In the New York Times.
Using a camera modified with the tubes from a security camera so he could shoot in low light - sometimes just the light of the meters on the control-room console - Mr. Rebo captured an exhausted-looking but determined Mr. Springsteen, dissatisfied with the sound and calling for endless retakes. Yet when Mr. Springsteen got behind a microphone to sing "Jungleland," he had clearly thought through every dramatic inflection, from whisper to howl.

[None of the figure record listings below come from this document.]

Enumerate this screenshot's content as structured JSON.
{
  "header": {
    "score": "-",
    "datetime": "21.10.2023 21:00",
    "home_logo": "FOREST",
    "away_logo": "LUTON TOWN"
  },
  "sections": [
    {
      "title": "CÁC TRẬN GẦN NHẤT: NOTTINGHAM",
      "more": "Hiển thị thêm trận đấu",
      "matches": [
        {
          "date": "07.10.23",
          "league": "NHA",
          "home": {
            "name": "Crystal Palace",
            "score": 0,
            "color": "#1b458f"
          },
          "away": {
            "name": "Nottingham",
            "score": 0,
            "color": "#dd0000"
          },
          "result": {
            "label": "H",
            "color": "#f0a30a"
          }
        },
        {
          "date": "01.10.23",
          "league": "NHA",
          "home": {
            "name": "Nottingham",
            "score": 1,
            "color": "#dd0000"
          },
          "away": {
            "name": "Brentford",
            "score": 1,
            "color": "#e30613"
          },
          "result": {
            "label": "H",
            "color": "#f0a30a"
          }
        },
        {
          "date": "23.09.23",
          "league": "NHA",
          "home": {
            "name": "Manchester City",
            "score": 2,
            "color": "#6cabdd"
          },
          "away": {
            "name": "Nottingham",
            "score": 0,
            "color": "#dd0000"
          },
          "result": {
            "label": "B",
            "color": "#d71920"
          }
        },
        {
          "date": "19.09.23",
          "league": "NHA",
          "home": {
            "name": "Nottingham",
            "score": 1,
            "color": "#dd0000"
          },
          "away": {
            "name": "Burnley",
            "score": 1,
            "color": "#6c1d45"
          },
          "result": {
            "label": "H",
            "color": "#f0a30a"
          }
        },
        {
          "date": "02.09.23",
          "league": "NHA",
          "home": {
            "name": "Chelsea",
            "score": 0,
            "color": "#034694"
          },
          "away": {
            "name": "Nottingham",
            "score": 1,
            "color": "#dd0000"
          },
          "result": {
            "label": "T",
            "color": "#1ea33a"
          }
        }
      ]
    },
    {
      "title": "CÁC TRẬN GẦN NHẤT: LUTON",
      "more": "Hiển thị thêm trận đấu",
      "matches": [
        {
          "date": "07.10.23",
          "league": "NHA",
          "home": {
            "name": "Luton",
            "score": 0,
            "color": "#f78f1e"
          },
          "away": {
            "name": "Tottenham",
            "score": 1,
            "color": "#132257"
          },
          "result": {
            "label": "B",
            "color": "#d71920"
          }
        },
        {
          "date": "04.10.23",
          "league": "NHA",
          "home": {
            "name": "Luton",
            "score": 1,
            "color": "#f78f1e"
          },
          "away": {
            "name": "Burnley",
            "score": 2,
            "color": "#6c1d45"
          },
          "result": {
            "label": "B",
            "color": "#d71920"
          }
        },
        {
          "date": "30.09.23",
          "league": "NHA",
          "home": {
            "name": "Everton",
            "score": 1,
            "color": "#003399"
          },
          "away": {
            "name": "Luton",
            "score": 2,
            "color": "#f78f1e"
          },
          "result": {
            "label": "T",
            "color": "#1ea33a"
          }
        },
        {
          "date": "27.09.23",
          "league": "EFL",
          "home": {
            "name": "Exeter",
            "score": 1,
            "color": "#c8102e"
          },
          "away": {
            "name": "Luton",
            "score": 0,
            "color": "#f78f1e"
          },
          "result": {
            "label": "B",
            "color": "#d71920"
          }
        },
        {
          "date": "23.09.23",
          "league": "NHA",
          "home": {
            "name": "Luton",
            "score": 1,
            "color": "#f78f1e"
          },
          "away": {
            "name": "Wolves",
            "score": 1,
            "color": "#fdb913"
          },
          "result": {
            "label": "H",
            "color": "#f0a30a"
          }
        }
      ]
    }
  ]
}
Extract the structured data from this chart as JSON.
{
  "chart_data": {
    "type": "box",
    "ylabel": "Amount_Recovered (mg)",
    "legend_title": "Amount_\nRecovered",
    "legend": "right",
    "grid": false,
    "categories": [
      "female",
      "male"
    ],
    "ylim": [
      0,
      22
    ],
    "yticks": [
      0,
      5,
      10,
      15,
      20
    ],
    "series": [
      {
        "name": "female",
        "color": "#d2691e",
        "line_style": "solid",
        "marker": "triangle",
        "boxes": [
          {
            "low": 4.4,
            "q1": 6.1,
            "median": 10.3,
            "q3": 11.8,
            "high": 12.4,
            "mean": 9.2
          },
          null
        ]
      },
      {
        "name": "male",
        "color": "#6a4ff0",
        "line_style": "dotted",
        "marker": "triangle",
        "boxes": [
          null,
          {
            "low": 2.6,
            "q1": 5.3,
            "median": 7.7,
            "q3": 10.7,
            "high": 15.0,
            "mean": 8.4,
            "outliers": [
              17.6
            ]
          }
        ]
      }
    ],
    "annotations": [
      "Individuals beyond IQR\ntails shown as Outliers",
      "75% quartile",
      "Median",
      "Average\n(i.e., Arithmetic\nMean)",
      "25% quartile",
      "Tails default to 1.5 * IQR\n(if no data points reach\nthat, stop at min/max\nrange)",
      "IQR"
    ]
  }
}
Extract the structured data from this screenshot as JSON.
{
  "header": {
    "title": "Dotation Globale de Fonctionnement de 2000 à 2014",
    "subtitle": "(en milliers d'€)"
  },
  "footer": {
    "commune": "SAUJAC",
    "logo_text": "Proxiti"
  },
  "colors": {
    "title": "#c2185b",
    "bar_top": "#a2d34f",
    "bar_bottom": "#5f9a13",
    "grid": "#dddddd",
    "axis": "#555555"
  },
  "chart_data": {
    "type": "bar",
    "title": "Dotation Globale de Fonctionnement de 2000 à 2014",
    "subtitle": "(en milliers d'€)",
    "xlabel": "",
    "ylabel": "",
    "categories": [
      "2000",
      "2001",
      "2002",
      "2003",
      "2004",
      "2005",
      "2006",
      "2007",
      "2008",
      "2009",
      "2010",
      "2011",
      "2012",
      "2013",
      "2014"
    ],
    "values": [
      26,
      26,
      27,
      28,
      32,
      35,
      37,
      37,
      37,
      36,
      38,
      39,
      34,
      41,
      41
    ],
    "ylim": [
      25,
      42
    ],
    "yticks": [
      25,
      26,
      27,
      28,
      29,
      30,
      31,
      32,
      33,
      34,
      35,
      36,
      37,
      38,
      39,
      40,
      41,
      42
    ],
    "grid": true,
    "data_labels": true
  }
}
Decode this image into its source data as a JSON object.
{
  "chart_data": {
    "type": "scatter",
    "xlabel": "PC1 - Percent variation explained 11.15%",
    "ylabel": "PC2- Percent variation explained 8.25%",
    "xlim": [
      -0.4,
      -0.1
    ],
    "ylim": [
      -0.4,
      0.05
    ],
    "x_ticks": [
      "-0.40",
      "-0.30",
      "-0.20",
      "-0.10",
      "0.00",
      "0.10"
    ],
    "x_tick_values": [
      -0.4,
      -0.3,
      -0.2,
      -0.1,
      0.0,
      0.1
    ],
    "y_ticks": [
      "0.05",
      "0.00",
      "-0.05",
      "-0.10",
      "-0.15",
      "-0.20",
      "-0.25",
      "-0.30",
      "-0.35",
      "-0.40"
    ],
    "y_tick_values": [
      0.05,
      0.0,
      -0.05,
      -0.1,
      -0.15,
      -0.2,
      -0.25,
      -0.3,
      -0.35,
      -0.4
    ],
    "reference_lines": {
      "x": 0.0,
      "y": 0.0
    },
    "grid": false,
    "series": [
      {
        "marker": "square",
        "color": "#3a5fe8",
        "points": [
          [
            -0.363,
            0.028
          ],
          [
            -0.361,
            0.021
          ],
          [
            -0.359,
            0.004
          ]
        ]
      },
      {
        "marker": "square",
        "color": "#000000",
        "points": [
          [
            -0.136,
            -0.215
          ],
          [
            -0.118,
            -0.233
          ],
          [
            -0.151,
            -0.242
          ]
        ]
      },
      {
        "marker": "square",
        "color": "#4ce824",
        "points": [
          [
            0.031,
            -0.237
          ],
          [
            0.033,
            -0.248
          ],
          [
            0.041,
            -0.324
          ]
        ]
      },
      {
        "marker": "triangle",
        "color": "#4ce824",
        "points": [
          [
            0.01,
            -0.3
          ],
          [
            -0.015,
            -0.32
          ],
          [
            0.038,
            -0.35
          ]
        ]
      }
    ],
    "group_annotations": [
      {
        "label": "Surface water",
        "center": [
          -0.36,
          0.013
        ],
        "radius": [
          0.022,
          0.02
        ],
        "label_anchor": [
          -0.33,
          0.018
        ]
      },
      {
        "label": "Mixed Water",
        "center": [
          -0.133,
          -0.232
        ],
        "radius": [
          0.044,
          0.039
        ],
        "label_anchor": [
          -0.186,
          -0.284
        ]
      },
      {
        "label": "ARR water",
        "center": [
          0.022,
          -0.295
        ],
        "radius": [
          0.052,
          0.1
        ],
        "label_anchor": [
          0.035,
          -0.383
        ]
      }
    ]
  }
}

Mr. Springsteen invited Mr. Landau, a rock journalist who had proclaimed Mr. Springsteen "rock and roll future,"to the recording sessions, and Mr. Landau started offering advice. He convinced Mr. Springsteen to leave Blauvelt and move to a first-class recording studio, the Record Plant in Manhattan, where the album was finished.In "Wings for Wheels," Mr. Springsteen describes the album as the most theatrical songwriting of his career. He says he strove to make the songs cinematic, complete with scene-setting introductions, larger-than-life characters and atmospheric interludes. "The initial lyric would have been like a bad B picture," he observes. "The end product was supposed to be like a good B picture imbued with a certain spiritual thing."
The album (needless to say, the greatest of all time) was rereleased as a three CD/DVD
set today. Shankar got a preview at the Springsteen symposium and he's still catatonic. (Hat tip: J.T.)